Im März 2021 berichtete die Zeitung «Blick» in einer Artikelserie über «luxuriös ausgebaute Alphütten» und «Traumhäuser», die ganzjährig vermietet würden, für die jedoch vielfach eine Bewilligung fehle. Die Gemeinde Grindelwald «vertusche» die Existenz von ganzjährig vermieteten Alphütten durch falsche Einträge im Eidgenössischen Gebäude- und Wohnungsregister. In Brienz und Lütschental würden sogar im roten Gefahrengebiet liegende Alphütten an Feriengäste vermietet.

Der ehemalige Grindelwalder Peter Roth, der zuvor schon mehrfach Vorwürfe gegen die Gemeinde Grindelwald betreffend Anwendung der Erstwohnungsanteilsvorschriften erhoben hatte, wurde in der Berichterstattung des «Blick» ebenfalls erwähnt.

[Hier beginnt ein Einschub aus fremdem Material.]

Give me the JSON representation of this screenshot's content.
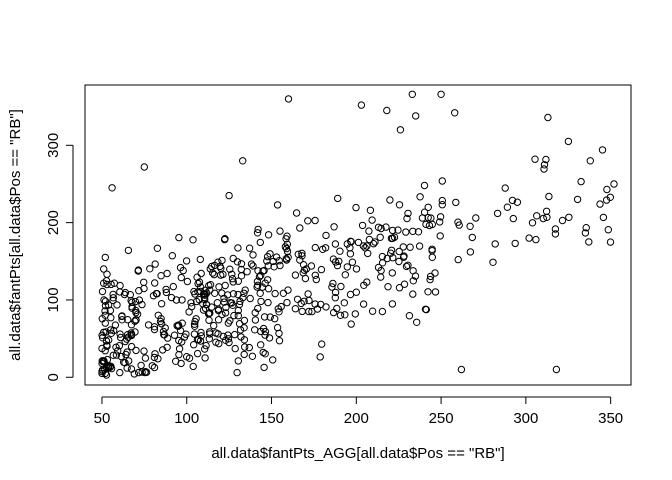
{
  "chart_data": {
    "type": "scatter",
    "title": "",
    "xlabel": "all.data$fantPts_AGG[all.data$Pos == \"RB\"]",
    "ylabel": "all.data$fantPts[all.data$Pos == \"RB\"]",
    "xlim": [
      40,
      362
    ],
    "ylim": [
      -10,
      378
    ],
    "xticks": [
      50,
      100,
      150,
      200,
      250,
      300,
      350
    ],
    "yticks": [
      0,
      100,
      200,
      300
    ],
    "grid": false,
    "legend": "none",
    "x": [],
    "y": []
  }
}
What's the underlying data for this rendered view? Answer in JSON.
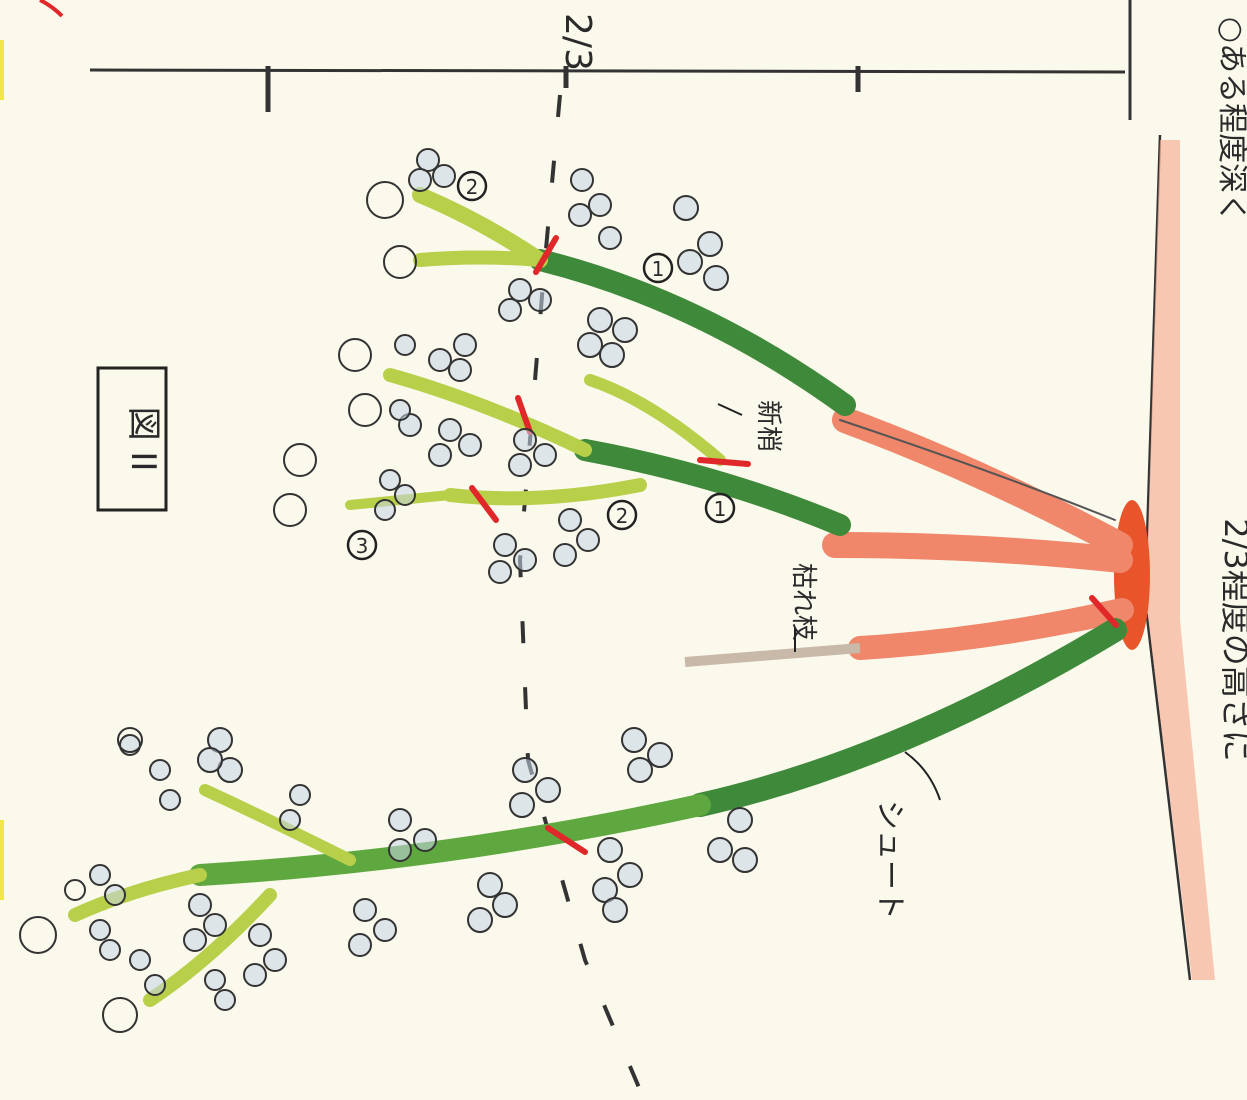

Er stellte dem Regierungsrat des Kantons Bern in der Folge eine Liste mit insgesamt 31 Weidhäusern und Alphütten zu, wovon sich 30 im Verwaltungskreis Interlaken-Oberhasli befinden. Peter Roth forderte den Regierungsrat in einem Schreiben auf, eine Untersuchung einzuleiten, zu klären, welche Verfehlungen von Behörden zur illegalen Situation beigetragen hätten, sowie die rechtswidrige Nutzung von Alphütten sofort und nachhaltig zu unterbinden.

Aufgrund der vom «Blick» und von Peter Roth erhobenen Vorwürfe eröffnete der Regierungsstatthalter Interlaken-Oberhasli im Frühjahr 2021 vorsorglich ein aufsichtsrechtliches Baupolizeiverfahren. Parallel dazu nahmen die zuständigen Gemeindebaupolizeibehörden erste Abklärungen vor, besichtigten in denjenigen Fällen, in denen dies angebracht erschien, die Liegenschaften, eröffneten in einzelnen Fällen ein Baupolizeiverfahren und veranlassten die erforderlichen Massnahmen bzw. forderten ein nachträgliches Baugesuch ein. Gestützt auf die ergriffenen Massnahmen teilte der Regierungsrat Peter Roth mit, dass er das Ergebnis der Abklärungen des Regierungsstatthalters und der Gemeindebaupolizeibehörden abwarte, bevor er eine allfällige Untersuchung einleite.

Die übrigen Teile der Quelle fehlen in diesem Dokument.